This is for those who are mystified, upset, angry, or whatever else about Citizens United. Without doubt I learned more from this book by Adam Winkler than I have learned from any book in months and some of it shocked me. It is this month’s assignment if one is a member of the PBS/New York Times online book club.
The first English settlement, Jamestown, was a corporation. The people who first lived there were all employees of that corporation and could not own anything themselves. Massachusetts Bay Colony was founded as a corporation as were several other colonies and Dartmouth, Harvard, and Yale. In the first business related case before the Supreme Court in 1809, Bank of the United States vs. Derveaux, the bank won. It was the first Supreme Court case which dealt with the constitutional rights of corporations. With occasional exceptions, since that first case, the Supreme Court has generally sided with businesses.
Corporate and business donations to presidential campaigns began over a hundred years ago with the election cycle of McKinley vs. William Jennings Bryan. Marcus Alonzo Hanna realized just how much money could matter and transformed the campaign process. He created the first national advertising campaign. This new strategy required money, lots more than the traditional campaigning methods. Where did he acquire this money? Corporations. He coined the phrase, “There are two things important in politics. The first is money, and I can’t remember what the second one is.”

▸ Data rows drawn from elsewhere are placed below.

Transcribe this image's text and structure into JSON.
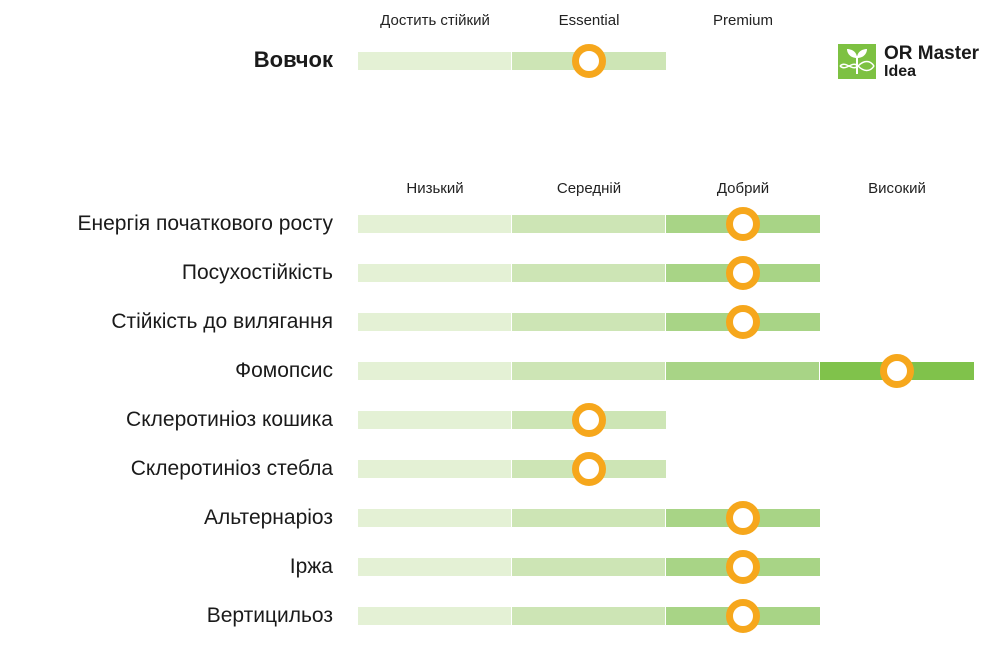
{
  "colors": {
    "level1": "#e4f1d5",
    "level2": "#cde5b5",
    "level3": "#a8d486",
    "level4": "#80c24b",
    "marker": "#f6a71c",
    "logo_green": "#7dc142"
  },
  "logo": {
    "line1": "OR Master",
    "line2": "Idea",
    "icon": "sprout-dna-icon"
  },
  "chart_data": [
    {
      "type": "rating-bar",
      "levels": [
        "Достить стійкий",
        "Essential",
        "Premium"
      ],
      "rows": [
        {
          "label": "Вовчок",
          "segments": 2,
          "value": 1.5
        }
      ]
    },
    {
      "type": "rating-bar",
      "levels": [
        "Низький",
        "Середній",
        "Добрий",
        "Високий"
      ],
      "rows": [
        {
          "label": "Енергія початкового росту",
          "segments": 3,
          "value": 2.5
        },
        {
          "label": "Посухостійкість",
          "segments": 3,
          "value": 2.5
        },
        {
          "label": "Стійкість до вилягання",
          "segments": 3,
          "value": 2.5
        },
        {
          "label": "Фомопсис",
          "segments": 4,
          "value": 3.5
        },
        {
          "label": "Склеротиніоз кошика",
          "segments": 2,
          "value": 1.5
        },
        {
          "label": "Склеротиніоз стебла",
          "segments": 2,
          "value": 1.5
        },
        {
          "label": "Альтернаріоз",
          "segments": 3,
          "value": 2.5
        },
        {
          "label": "Іржа",
          "segments": 3,
          "value": 2.5
        },
        {
          "label": "Вертицильоз",
          "segments": 3,
          "value": 2.5
        }
      ]
    }
  ]
}
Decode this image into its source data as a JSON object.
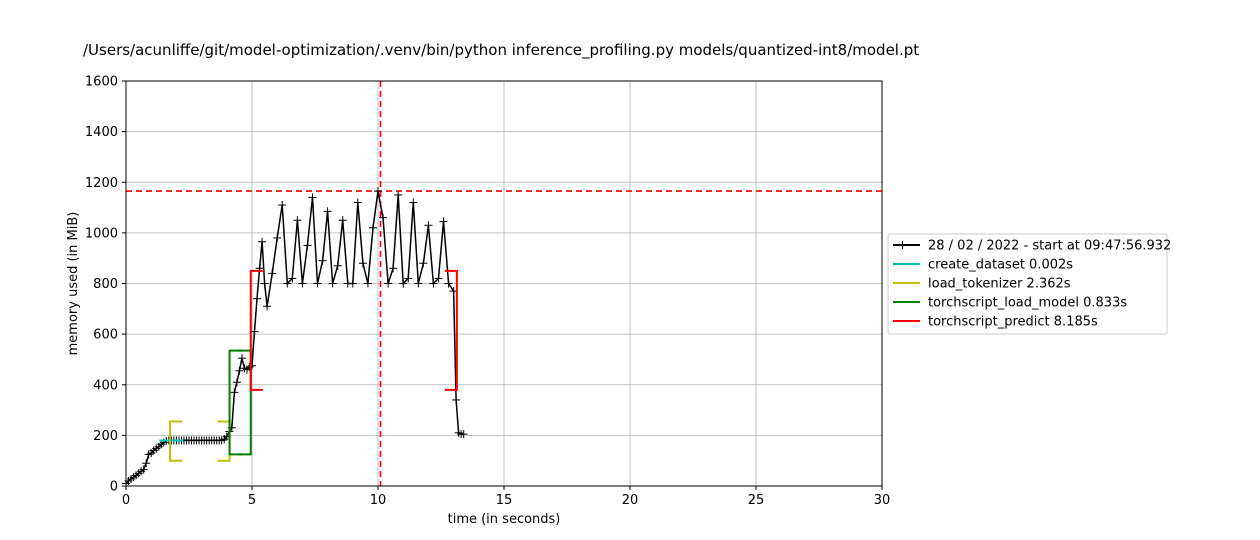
{
  "chart_data": {
    "type": "line",
    "title": "/Users/acunliffe/git/model-optimization/.venv/bin/python inference_profiling.py models/quantized-int8/model.pt",
    "xlabel": "time (in seconds)",
    "ylabel": "memory used (in MiB)",
    "xlim": [
      0,
      30
    ],
    "ylim": [
      0,
      1600
    ],
    "xticks": [
      "0",
      "5",
      "10",
      "15",
      "20",
      "25",
      "30"
    ],
    "yticks": [
      "0",
      "200",
      "400",
      "600",
      "800",
      "1000",
      "1200",
      "1400",
      "1600"
    ],
    "grid": true,
    "legend_position": "right",
    "max_memory_line": {
      "y": 1165,
      "color": "#ff0000"
    },
    "max_time_line": {
      "x": 10.1,
      "color": "#ff0000"
    },
    "series": [
      {
        "name": "28 / 02 / 2022 - start at 09:47:56.932",
        "color": "#000000",
        "marker": "+",
        "x": [
          0.0,
          0.1,
          0.2,
          0.3,
          0.4,
          0.5,
          0.6,
          0.7,
          0.8,
          0.9,
          1.0,
          1.1,
          1.2,
          1.3,
          1.4,
          1.5,
          1.6,
          1.7,
          1.8,
          1.9,
          2.0,
          2.1,
          2.2,
          2.3,
          2.4,
          2.5,
          2.6,
          2.7,
          2.8,
          2.9,
          3.0,
          3.1,
          3.2,
          3.3,
          3.4,
          3.5,
          3.6,
          3.7,
          3.8,
          3.9,
          4.0,
          4.1,
          4.2,
          4.3,
          4.4,
          4.5,
          4.6,
          4.7,
          4.8,
          4.9,
          5.0,
          5.1,
          5.2,
          5.3,
          5.4,
          5.5,
          5.6,
          5.8,
          6.0,
          6.2,
          6.4,
          6.6,
          6.8,
          7.0,
          7.2,
          7.4,
          7.6,
          7.8,
          8.0,
          8.2,
          8.4,
          8.6,
          8.8,
          9.0,
          9.2,
          9.4,
          9.6,
          9.8,
          10.0,
          10.2,
          10.4,
          10.6,
          10.8,
          11.0,
          11.2,
          11.4,
          11.6,
          11.8,
          12.0,
          12.2,
          12.4,
          12.6,
          12.8,
          13.0,
          13.1,
          13.2,
          13.3,
          13.4
        ],
        "y": [
          10,
          20,
          28,
          35,
          42,
          50,
          58,
          65,
          90,
          125,
          130,
          140,
          148,
          155,
          165,
          172,
          178,
          180,
          180,
          180,
          180,
          180,
          180,
          180,
          180,
          180,
          180,
          180,
          180,
          180,
          180,
          180,
          180,
          180,
          180,
          180,
          180,
          180,
          180,
          185,
          195,
          215,
          230,
          370,
          410,
          455,
          505,
          465,
          460,
          470,
          475,
          610,
          740,
          860,
          965,
          800,
          710,
          840,
          980,
          1110,
          800,
          820,
          1050,
          800,
          950,
          1140,
          800,
          890,
          1085,
          800,
          870,
          1050,
          800,
          800,
          1120,
          880,
          800,
          1020,
          1165,
          1060,
          800,
          860,
          1150,
          800,
          820,
          1120,
          800,
          880,
          1030,
          800,
          820,
          1045,
          800,
          770,
          340,
          210,
          205,
          205
        ]
      },
      {
        "name": "create_dataset 0.002s",
        "color": "#00bfbf",
        "start": 1.8,
        "end": 1.8,
        "ymin": 180,
        "ymax": 180
      },
      {
        "name": "load_tokenizer 2.362s",
        "color": "#bfbf00",
        "start": 1.75,
        "end": 4.11,
        "ymin": 100,
        "ymax": 255
      },
      {
        "name": "torchscript_load_model 0.833s",
        "color": "#008000",
        "start": 4.11,
        "end": 4.95,
        "ymin": 125,
        "ymax": 535
      },
      {
        "name": "torchscript_predict 8.185s",
        "color": "#ff0000",
        "start": 4.95,
        "end": 13.13,
        "ymin": 380,
        "ymax": 850
      }
    ]
  }
}
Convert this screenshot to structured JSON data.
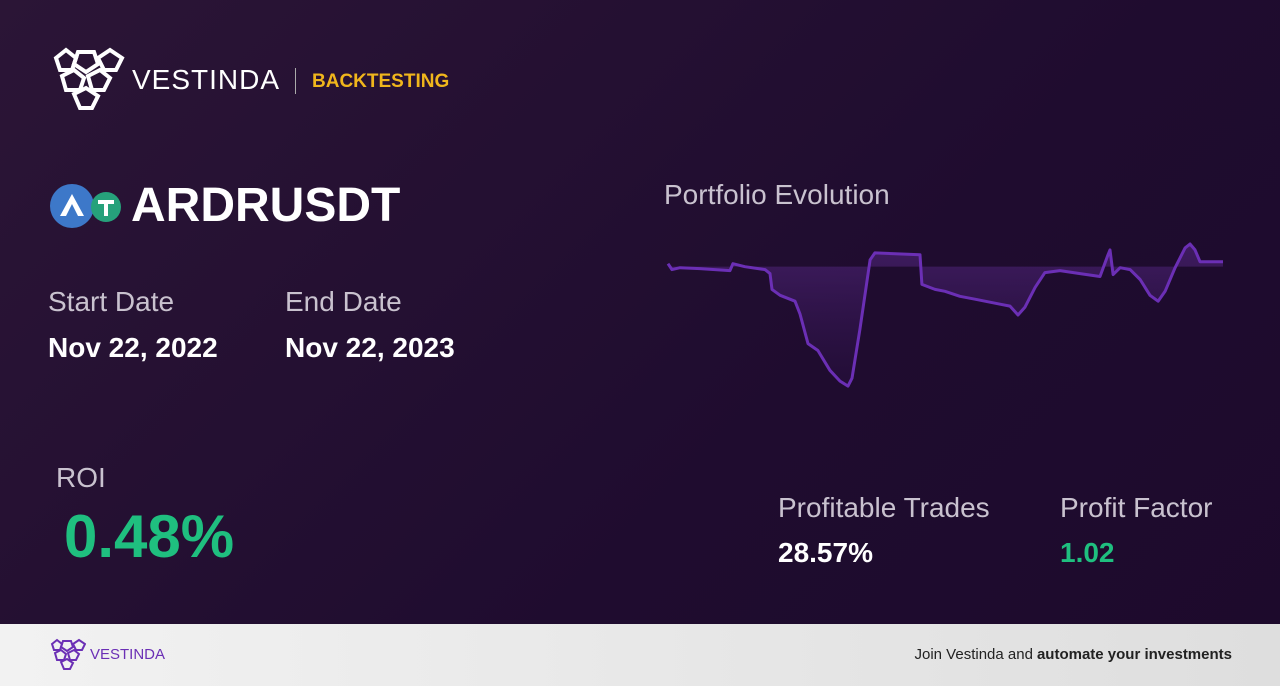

In a case in 1916, Dodge Brothers vs. Ford Motor Company, Ford lost because of his testimony when he said he had the right to make business decisions in the interests of the general public even if stockholders had to sacrifice. The Michigan Supreme Court ruled against him, stating that they could not commit to the concept that “a general purpose and plan to benefit mankind at the expense of stockholders” is acceptable.
Although there have been periods of time when the Supreme Court of the US has been prone to limit the rights of corporations, they have been brief in comparison to periods where corporate rights were increased by Supreme Court decisions. The extension of corporate rights to free speech began long ago in Britain. However, in the US, the Fourteenth Amendment was used in the case of Grosjean vs. American Press Company to guarantee free speech rights to corporations. This case decades ago is, along with many other cases, a precursor to Citizens United.
If you want to understand how corporations have increasingly attained rights, I highly recommend this book. It will give you new insights into where we are now and how we got to this point regarding the rights of corporations in the United States.
Thank you, Juliana for this “heads up”. I have always assumed that the organizational aspects of the early pilgrims were around church or doctrinal concepts. They did, though, have governors (legal speak) as well as Preachers. My head is spinning. How do we shift this heavy load to a community-focused society? Is that reverting back to the Rule of Rome and city-states and away from democracy? Spinning!
I learned a huge amount of information I did not know when I read this book.
Would it be okay if I posted this on my FB?